The diamond coated rod is similar to the finish of a fine DMT stone. It’s not particularly abrasive, but I figure for a touch up it will do fine.
Interestingly enough, since the Camillus has a thick black coating over the serrations, this actually allows you to visually appreciate how the Smith’s PP1 sharpener handles serrations.
That black coating easily disappears and is replaced by a quite sharp serrated edge with the PP1.
The Smith’s Pocket Pal is surprisingly functional. I have absolutely zero experience sharpening serrations prior to using this tool, but this was so easy a toddler could do it! Now I know how I will sharpen the blade on my Leatherman Wave (and M.U.T.)!
The tapering on the rod doesn’t go thin enough to do the teensy tiny serrations on the Camillus Les Stroud SK Mountain, but I figure it’s good enough for most serrations that I have experienced, including the Victorinox and Spyderedge ones.

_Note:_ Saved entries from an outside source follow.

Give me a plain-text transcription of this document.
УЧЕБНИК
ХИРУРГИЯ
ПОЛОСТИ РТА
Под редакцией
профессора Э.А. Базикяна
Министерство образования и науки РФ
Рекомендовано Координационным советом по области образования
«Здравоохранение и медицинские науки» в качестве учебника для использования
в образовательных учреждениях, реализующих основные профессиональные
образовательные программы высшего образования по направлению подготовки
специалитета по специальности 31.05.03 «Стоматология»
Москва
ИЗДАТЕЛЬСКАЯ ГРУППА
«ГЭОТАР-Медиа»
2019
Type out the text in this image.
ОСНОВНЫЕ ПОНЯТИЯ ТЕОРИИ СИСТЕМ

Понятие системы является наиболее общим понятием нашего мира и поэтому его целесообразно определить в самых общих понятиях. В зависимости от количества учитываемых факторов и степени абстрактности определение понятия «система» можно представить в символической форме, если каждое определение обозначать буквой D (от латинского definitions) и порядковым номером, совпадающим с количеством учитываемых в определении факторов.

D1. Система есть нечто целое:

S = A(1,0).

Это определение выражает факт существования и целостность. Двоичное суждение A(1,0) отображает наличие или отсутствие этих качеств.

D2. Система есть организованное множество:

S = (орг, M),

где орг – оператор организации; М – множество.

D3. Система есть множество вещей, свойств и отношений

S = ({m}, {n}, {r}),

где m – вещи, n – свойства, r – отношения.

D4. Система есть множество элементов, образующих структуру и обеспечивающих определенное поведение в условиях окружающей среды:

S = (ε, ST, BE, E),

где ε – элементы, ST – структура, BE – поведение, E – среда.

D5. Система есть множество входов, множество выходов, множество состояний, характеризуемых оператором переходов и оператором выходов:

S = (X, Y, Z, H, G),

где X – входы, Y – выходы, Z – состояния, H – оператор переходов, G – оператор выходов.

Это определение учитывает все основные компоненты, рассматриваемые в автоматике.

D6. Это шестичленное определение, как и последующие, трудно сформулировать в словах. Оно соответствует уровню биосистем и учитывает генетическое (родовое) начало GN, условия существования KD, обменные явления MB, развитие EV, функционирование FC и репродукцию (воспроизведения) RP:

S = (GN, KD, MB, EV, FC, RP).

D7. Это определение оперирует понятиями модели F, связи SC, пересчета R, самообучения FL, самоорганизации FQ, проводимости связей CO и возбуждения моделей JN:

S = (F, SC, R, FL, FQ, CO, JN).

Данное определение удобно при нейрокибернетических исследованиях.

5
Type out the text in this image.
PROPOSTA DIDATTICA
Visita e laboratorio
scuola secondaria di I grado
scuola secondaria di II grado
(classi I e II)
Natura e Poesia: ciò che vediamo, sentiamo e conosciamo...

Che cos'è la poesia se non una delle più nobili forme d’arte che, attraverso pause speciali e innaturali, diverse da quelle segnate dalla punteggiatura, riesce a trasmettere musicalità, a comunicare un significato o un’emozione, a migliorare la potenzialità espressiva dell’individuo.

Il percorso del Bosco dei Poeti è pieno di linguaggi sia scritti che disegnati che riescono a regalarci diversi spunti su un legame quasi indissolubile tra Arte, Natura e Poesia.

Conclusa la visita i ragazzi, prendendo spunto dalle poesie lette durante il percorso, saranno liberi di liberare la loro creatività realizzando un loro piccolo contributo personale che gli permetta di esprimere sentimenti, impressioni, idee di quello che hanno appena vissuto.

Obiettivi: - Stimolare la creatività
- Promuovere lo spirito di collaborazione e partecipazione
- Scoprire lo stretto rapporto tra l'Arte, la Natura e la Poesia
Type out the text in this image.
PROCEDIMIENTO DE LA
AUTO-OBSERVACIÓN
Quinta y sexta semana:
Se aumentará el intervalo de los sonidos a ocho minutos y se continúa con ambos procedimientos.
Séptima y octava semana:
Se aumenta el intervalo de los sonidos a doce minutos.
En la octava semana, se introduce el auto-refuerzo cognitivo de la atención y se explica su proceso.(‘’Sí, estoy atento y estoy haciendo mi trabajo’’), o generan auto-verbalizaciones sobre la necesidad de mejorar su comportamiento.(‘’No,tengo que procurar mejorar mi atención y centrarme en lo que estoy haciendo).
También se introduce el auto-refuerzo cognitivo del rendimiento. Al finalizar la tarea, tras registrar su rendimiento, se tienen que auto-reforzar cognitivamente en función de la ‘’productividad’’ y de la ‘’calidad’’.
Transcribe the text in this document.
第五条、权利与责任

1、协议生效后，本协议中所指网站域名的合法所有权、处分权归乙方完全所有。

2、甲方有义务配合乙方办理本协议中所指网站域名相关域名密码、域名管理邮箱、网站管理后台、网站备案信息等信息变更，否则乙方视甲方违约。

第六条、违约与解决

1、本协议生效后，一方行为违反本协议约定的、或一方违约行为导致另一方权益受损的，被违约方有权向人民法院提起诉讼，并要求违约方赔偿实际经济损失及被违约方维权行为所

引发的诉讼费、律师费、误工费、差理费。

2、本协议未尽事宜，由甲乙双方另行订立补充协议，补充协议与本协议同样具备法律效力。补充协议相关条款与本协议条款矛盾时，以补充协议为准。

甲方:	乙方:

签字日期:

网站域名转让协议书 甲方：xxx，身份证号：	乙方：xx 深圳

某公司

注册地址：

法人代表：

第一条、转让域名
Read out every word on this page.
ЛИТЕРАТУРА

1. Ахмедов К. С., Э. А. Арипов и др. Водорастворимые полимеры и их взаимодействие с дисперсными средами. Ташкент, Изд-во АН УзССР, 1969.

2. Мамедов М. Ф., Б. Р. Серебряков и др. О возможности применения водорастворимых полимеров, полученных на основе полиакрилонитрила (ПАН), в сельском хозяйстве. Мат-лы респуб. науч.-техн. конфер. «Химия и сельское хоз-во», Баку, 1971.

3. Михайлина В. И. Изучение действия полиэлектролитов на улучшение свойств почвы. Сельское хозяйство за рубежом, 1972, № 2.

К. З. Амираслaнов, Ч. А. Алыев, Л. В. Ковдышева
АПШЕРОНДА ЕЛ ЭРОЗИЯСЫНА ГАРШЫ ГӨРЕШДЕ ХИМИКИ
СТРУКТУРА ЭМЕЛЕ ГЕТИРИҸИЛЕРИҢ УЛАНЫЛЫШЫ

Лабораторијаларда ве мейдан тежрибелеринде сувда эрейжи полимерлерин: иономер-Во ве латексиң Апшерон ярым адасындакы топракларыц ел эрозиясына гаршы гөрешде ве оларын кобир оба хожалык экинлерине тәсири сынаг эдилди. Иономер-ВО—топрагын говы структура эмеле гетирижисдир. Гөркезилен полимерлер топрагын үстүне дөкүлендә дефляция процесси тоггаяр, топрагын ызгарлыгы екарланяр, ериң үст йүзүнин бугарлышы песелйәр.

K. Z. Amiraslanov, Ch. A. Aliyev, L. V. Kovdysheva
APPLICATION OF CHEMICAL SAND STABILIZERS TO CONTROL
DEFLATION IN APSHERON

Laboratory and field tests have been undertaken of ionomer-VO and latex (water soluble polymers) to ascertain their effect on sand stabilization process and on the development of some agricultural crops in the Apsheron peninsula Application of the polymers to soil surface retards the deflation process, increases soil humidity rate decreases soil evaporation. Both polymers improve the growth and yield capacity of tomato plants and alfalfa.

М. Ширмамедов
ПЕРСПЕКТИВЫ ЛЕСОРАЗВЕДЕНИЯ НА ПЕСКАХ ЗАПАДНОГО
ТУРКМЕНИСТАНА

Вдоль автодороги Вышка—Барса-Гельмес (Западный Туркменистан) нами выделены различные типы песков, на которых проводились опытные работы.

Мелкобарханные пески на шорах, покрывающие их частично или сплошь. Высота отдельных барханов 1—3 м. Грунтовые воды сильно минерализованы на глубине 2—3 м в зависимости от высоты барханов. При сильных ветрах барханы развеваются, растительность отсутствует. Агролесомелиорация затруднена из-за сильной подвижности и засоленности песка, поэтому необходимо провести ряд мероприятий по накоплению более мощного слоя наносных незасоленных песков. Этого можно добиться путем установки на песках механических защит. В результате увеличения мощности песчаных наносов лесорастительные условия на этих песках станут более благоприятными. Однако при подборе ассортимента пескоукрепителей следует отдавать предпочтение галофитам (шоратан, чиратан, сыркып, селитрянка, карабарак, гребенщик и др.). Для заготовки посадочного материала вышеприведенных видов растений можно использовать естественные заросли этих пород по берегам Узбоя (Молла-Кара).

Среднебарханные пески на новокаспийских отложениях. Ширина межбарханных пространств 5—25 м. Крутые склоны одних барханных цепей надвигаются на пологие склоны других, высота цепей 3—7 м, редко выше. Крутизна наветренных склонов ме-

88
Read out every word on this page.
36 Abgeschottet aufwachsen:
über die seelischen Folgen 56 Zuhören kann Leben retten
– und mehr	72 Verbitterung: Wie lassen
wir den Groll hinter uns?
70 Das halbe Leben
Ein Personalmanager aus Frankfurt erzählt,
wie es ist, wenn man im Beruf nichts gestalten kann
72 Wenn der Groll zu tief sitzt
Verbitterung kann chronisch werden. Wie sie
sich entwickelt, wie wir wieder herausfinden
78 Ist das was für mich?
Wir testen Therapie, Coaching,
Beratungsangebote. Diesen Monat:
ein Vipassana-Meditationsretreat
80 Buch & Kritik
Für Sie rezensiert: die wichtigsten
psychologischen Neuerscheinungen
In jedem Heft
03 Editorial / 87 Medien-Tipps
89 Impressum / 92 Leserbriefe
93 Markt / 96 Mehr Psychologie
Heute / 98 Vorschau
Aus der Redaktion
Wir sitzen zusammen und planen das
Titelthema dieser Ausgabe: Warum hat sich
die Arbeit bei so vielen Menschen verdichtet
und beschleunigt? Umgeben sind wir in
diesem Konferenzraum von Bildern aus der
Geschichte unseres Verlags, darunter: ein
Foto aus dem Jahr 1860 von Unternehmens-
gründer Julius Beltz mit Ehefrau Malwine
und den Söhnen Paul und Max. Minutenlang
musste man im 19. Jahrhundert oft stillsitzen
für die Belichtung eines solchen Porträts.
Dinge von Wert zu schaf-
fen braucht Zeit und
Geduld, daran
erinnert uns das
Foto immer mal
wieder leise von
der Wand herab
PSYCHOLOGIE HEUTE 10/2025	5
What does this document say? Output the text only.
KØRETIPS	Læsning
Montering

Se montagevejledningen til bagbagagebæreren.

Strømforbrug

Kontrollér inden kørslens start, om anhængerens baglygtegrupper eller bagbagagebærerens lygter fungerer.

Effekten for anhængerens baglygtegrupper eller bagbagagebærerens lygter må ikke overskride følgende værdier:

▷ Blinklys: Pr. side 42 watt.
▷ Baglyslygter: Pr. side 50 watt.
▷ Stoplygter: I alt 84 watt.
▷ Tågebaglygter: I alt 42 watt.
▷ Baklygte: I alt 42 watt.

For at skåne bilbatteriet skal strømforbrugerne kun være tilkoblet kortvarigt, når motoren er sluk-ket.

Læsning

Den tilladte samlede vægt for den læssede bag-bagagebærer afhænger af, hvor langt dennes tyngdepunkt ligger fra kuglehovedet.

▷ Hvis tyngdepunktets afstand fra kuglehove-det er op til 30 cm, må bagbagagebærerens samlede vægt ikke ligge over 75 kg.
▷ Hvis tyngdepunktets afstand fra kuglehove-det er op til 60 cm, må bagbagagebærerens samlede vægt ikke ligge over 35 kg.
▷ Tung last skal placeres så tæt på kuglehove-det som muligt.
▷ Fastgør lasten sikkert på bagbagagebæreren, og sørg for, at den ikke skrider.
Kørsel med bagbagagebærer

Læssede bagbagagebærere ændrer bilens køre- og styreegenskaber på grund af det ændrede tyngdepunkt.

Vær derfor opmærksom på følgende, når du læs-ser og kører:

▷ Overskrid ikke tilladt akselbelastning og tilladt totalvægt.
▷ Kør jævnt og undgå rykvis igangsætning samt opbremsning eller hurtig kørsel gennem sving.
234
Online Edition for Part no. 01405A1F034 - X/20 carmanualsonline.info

For good measure, I did the reverse too. Not sure if that’s what your supposed to do seeing as there was no bevel, but it made sense to me! Correct me if I am wrong in the comments!
As you can see, the final result is very pretty and even. I would say that the finish on the edge of the teeth is around 400 grit (just a guesstimate, don’t quote me on that one!). The serrations are definitely usable for their intended purpose!
The sharpened serrations will happily carve paper. Not as smooth a cut as a plain edge would give, but at least it’s a clean separation of the fibers with no tearing.
It’s worth noting that the Smith’s PP1 knife sharpener has (in theory) replaceable sharpening bits. At its price point, however, I’m not sure it’s worth trying to source replacement bits of ceramic or carbide, but the possibility is there for those who’d choose to use it.
I didn’t specify measurements because I didn’t deem it important in light of having so many photographs. But for the sake of consistency, it weighs in at almost nothing and roughly the size of my thumb.
Reviewing a 10 dollar pocket sharpener is pretty difficult. It’s hard to ascertain the value and relative merits when a product has so few competitors. I do own the Lanksy BladeMedic as well, but realistically, at 10 bucks, it’s nigh impossible to argue that the Smith’s PP1 knife sharpener is not worth it.
As a basic sharpener, it’s pretty fantastic. As mentioned above, it weighs nothing, and for those who haven’t sharpened a knife before, the Smith’s PP1 Pocket Pal is honestly an incredibly simple system that’s perfect for any beginner. Will I use it again? I’ll be honest, maybe not. I own lots of sharpening tools, including a full fledged belt grinder, many of which can leave a far better edge on my knives. However, for field use, in an emergency, or even as a backup knife sharpener, I do see myself throwing it into my backpack and/or garage – just in case.
It works. It’s cheap. And with a single moving part (the diamond rod) – I don’t think you could break it. An excellent survival/SHTF investment, even if it won’t replace a dedicated system for regular use.